ReplyDeleteMakes a lot of sense - that would have been my explanation more or less.
But then this seems exactly like a legitimacy effect: sortition (or any other unfamiliar idea) has to gain legitimacy through the perception that it is being supported by other people. (And of course, this creates a bootstrapping problem, where you won't believe something until others do, and they won't believe it until you do.)
In term of stability, it seems that you are saying that the stability of elections is maintained through the cognitive or emotional costs of adopting a new idea. This, it seems, is exactly the kind of "false consciousness" effect that dominant propaganda is able to create, even without having any direct way of punishing dissidents or rewarding the loyal.

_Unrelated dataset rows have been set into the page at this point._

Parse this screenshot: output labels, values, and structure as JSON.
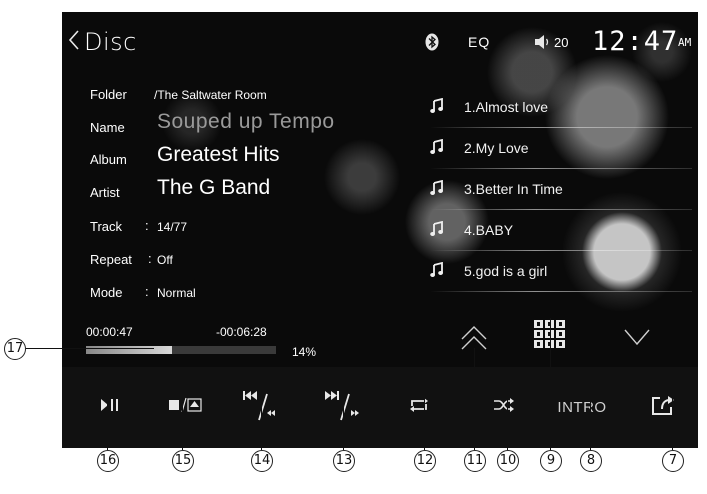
{
  "header": {
    "back_icon": "chevron-left-icon",
    "title": "Disc",
    "bluetooth_icon": "bluetooth-icon",
    "eq_label": "EQ",
    "volume_icon": "speaker-icon",
    "volume_level": "20",
    "clock_time": "12:47",
    "clock_ampm": "AM"
  },
  "info": {
    "folder_label": "Folder",
    "folder_value": "/The Saltwater Room",
    "name_label": "Name",
    "name_value": "Souped up Tempo",
    "album_label": "Album",
    "album_value": "Greatest Hits",
    "artist_label": "Artist",
    "artist_value": "The G Band",
    "track_label": "Track",
    "track_value": "14/77",
    "repeat_label": "Repeat",
    "repeat_value": "Off",
    "mode_label": "Mode",
    "mode_value": "Normal"
  },
  "playlist": {
    "item_icon": "music-note-icon",
    "tracks": [
      "1.Almost love",
      "2.My Love",
      "3.Better In Time",
      "4.BABY",
      "5.god is a girl"
    ]
  },
  "progress": {
    "elapsed": "00:00:47",
    "remaining": "-00:06:28",
    "percent_label": "14%",
    "fraction": 0.14
  },
  "nav": {
    "page_up_icon": "double-chevron-up-icon",
    "keypad_icon": "keypad-icon",
    "page_down_icon": "chevron-down-icon"
  },
  "controls": {
    "play_pause_icon": "play-pause-icon",
    "stop_eject_icon": "stop-eject-icon",
    "prev_icon": "previous-rewind-icon",
    "next_icon": "next-fastforward-icon",
    "repeat_icon": "repeat-icon",
    "shuffle_icon": "shuffle-icon",
    "intro_label": "INTRO",
    "exit_icon": "exit-icon"
  },
  "callouts": [
    "17",
    "16",
    "15",
    "14",
    "13",
    "12",
    "11",
    "10",
    "9",
    "8",
    "7"
  ]
}
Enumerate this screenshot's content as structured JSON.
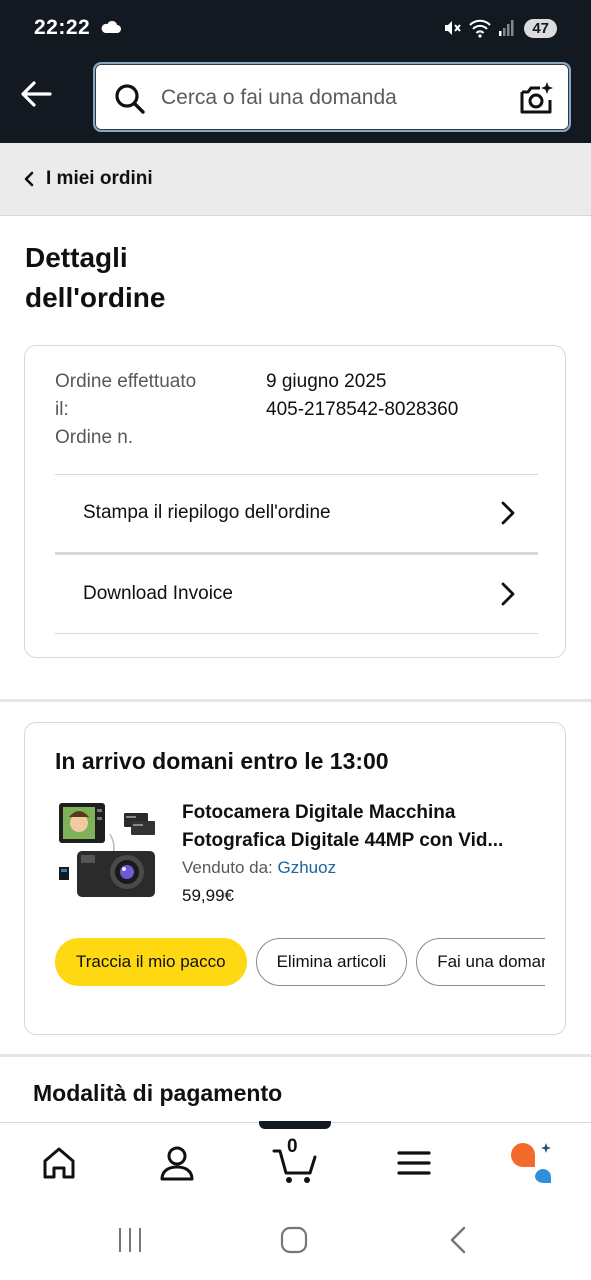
{
  "status_bar": {
    "time": "22:22",
    "battery": "47"
  },
  "header": {
    "search_placeholder": "Cerca o fai una domanda"
  },
  "breadcrumb": {
    "label": "I miei ordini"
  },
  "page": {
    "title_line1": "Dettagli",
    "title_line2": "dell'ordine"
  },
  "order": {
    "placed_label_line1": "Ordine effettuato",
    "placed_label_line2": "il:",
    "number_label": "Ordine n.",
    "placed_date": "9 giugno 2025",
    "number": "405-2178542-8028360",
    "links": [
      {
        "label": "Stampa il riepilogo dell'ordine"
      },
      {
        "label": "Download Invoice"
      }
    ]
  },
  "delivery": {
    "title": "In arrivo domani entro le 13:00",
    "product": {
      "title_line1": "Fotocamera Digitale Macchina",
      "title_line2": "Fotografica Digitale 44MP con Vid...",
      "sold_by_label": "Venduto da: ",
      "seller": "Gzhuoz",
      "price": "59,99€"
    },
    "buttons": [
      {
        "label": "Traccia il mio pacco"
      },
      {
        "label": "Elimina articoli"
      },
      {
        "label": "Fai una domanda"
      }
    ]
  },
  "payment": {
    "title": "Modalità di pagamento"
  },
  "bottom_nav": {
    "items": [
      "home-icon",
      "account-icon",
      "cart-icon",
      "menu-icon",
      "rufus-icon"
    ],
    "cart_count": "0"
  },
  "colors": {
    "header_bg": "#131921",
    "primary_button": "#ffd814",
    "link": "#2162a1",
    "rufus_orange": "#f46a2c",
    "rufus_blue": "#2f8fd8"
  }
}
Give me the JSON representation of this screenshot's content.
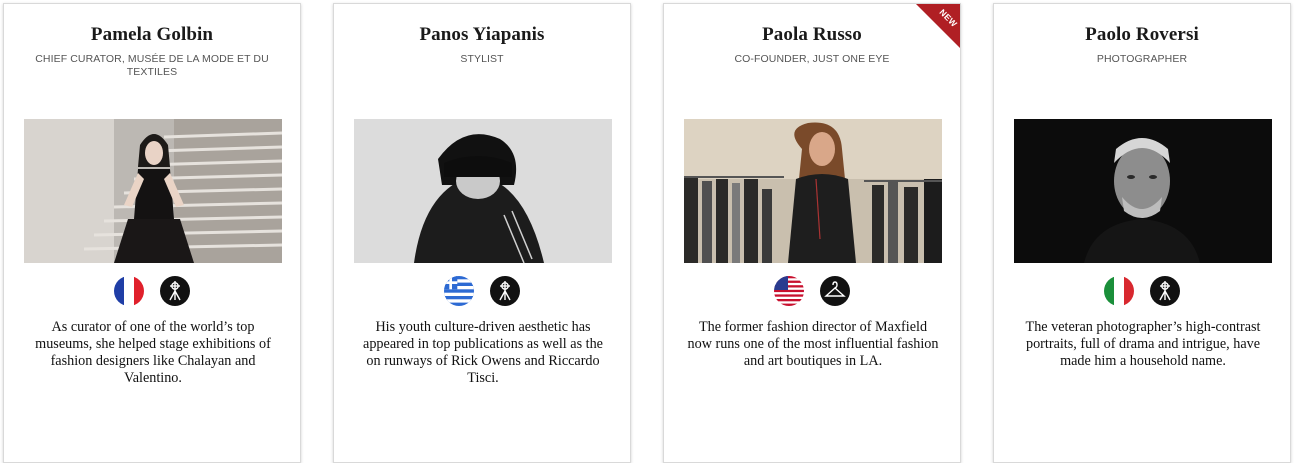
{
  "cards": [
    {
      "name": "Pamela Golbin",
      "role": "Chief Curator, Musée de la Mode et du Textiles",
      "flag_icon": "france-flag-icon",
      "category_icon": "camera-tripod-icon",
      "description": "As curator of one of the world’s top museums, she helped stage exhibitions of fashion designers like Chalayan and Valentino."
    },
    {
      "name": "Panos Yiapanis",
      "role": "Stylist",
      "flag_icon": "greece-flag-icon",
      "category_icon": "camera-tripod-icon",
      "description": "His youth culture-driven aesthetic has appeared in top publications as well as the on runways of Rick Owens and Riccardo Tisci."
    },
    {
      "name": "Paola Russo",
      "role": "Co-founder, Just One Eye",
      "flag_icon": "usa-flag-icon",
      "category_icon": "clothes-hanger-icon",
      "description": "The former fashion director of Maxfield now runs one of the most influential fashion and art boutiques in LA.",
      "badge": "NEW"
    },
    {
      "name": "Paolo Roversi",
      "role": "Photographer",
      "flag_icon": "italy-flag-icon",
      "category_icon": "camera-tripod-icon",
      "description": "The veteran photographer’s high-contrast portraits, full of drama and intrigue, have made him a household name."
    }
  ],
  "colors": {
    "badge": "#b01f24",
    "card_border": "#d9d9d9",
    "text": "#111111"
  }
}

I wouldn't call that a legitimacy effect. What's happening is that as the ideas become plausible alternatives, people can come up with reasons to support them, not so much the other way around (people becoming convinced of reasons to support them and then the ideas becoming plausible), though of course the process can happen in both ways.

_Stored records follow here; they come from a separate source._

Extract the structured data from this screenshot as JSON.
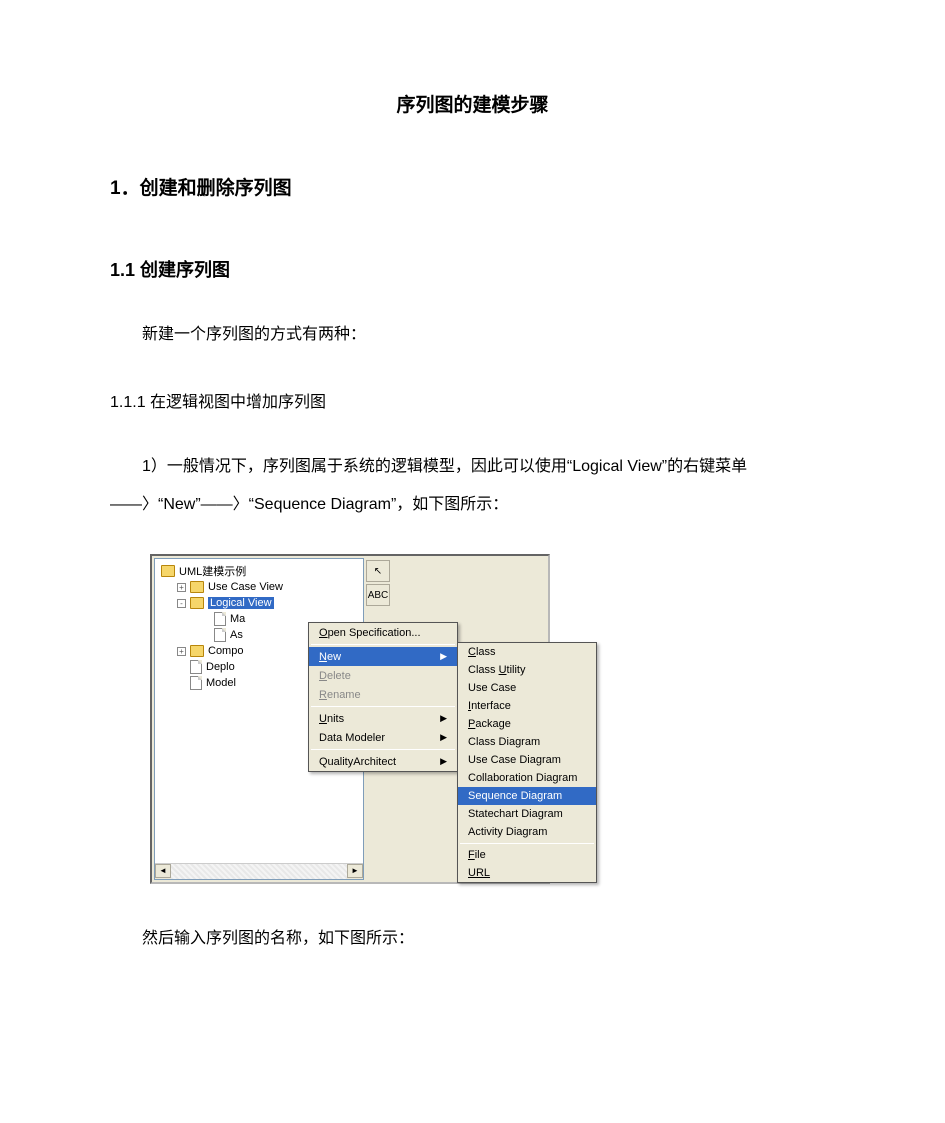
{
  "title": "序列图的建模步骤",
  "sections": {
    "s1": {
      "heading": "1．创建和删除序列图"
    },
    "s1_1": {
      "heading": "1.1 创建序列图",
      "para": "新建一个序列图的方式有两种："
    },
    "s1_1_1": {
      "heading": "1.1.1 在逻辑视图中增加序列图",
      "para": "1）一般情况下，序列图属于系统的逻辑模型，因此可以使用“Logical View”的右键菜单——〉“New”——〉“Sequence Diagram”，如下图所示："
    },
    "after_image": "然后输入序列图的名称，如下图所示："
  },
  "screenshot": {
    "tree": {
      "root": "UML建模示例",
      "items": [
        {
          "label": "Use Case View",
          "type": "folder",
          "expand": "+"
        },
        {
          "label": "Logical View",
          "type": "folder",
          "expand": "-",
          "selected": true
        },
        {
          "label": "Ma",
          "type": "file",
          "level": 3
        },
        {
          "label": "As",
          "type": "file",
          "level": 3
        },
        {
          "label": "Compo",
          "type": "folder",
          "expand": "+"
        },
        {
          "label": "Deplo",
          "type": "file"
        },
        {
          "label": "Model",
          "type": "file"
        }
      ]
    },
    "toolbox": {
      "pointer": "↖",
      "abc": "ABC"
    },
    "ctx1": [
      {
        "label": "Open Specification...",
        "key": "O"
      },
      {
        "sep": true
      },
      {
        "label": "New",
        "key": "N",
        "highlight": true,
        "submenu": true
      },
      {
        "label": "Delete",
        "key": "D",
        "disabled": true
      },
      {
        "label": "Rename",
        "key": "R",
        "disabled": true
      },
      {
        "sep": true
      },
      {
        "label": "Units",
        "key": "U",
        "submenu": true
      },
      {
        "label": "Data Modeler",
        "submenu": true
      },
      {
        "sep": true
      },
      {
        "label": "QualityArchitect",
        "submenu": true
      }
    ],
    "ctx2": [
      {
        "label": "Class",
        "key": "C"
      },
      {
        "label": "Class Utility",
        "key": "U"
      },
      {
        "label": "Use Case"
      },
      {
        "label": "Interface",
        "key": "I"
      },
      {
        "label": "Package",
        "key": "P"
      },
      {
        "label": "Class Diagram"
      },
      {
        "label": "Use Case Diagram"
      },
      {
        "label": "Collaboration Diagram"
      },
      {
        "label": "Sequence Diagram",
        "highlight": true
      },
      {
        "label": "Statechart Diagram"
      },
      {
        "label": "Activity Diagram"
      },
      {
        "sep": true
      },
      {
        "label": "File",
        "key": "F"
      },
      {
        "label": "URL",
        "key": "URL"
      }
    ]
  }
}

DeleteThe "false consciousness" effect would come if there were some discourse of justification that was accepted even if alternatives are available. So I want to distinguish merely facing cognitive costs of switching (because, e.g., uncertainty about how sortition would work in practice, which can be quite rational) from a more powerful false consciousness effect that is induced by monopolizing the discourse of justification. I think the latter is rarer than the former.
I agree with you that people tend to be motivated by practical issues. If a person has a way to improve their quality of life, they would find a way to rationalize following that way and other considerations would be easily overcome. In that sense, legitimacy is much over-rated.
DeleteBut the same practical considerations have different effects when collective action is concerned. In that case, the "legitimacy" - really the familiarity or popularity - of an idea becomes part of the practical considerations. Ideas that are unfamiliar or unpopular are not practical in the sense that they would be unlikely to be implemented.
Therefore, for controlling public activity (but not for controlling private activity), monopolization of the public discourse is effective.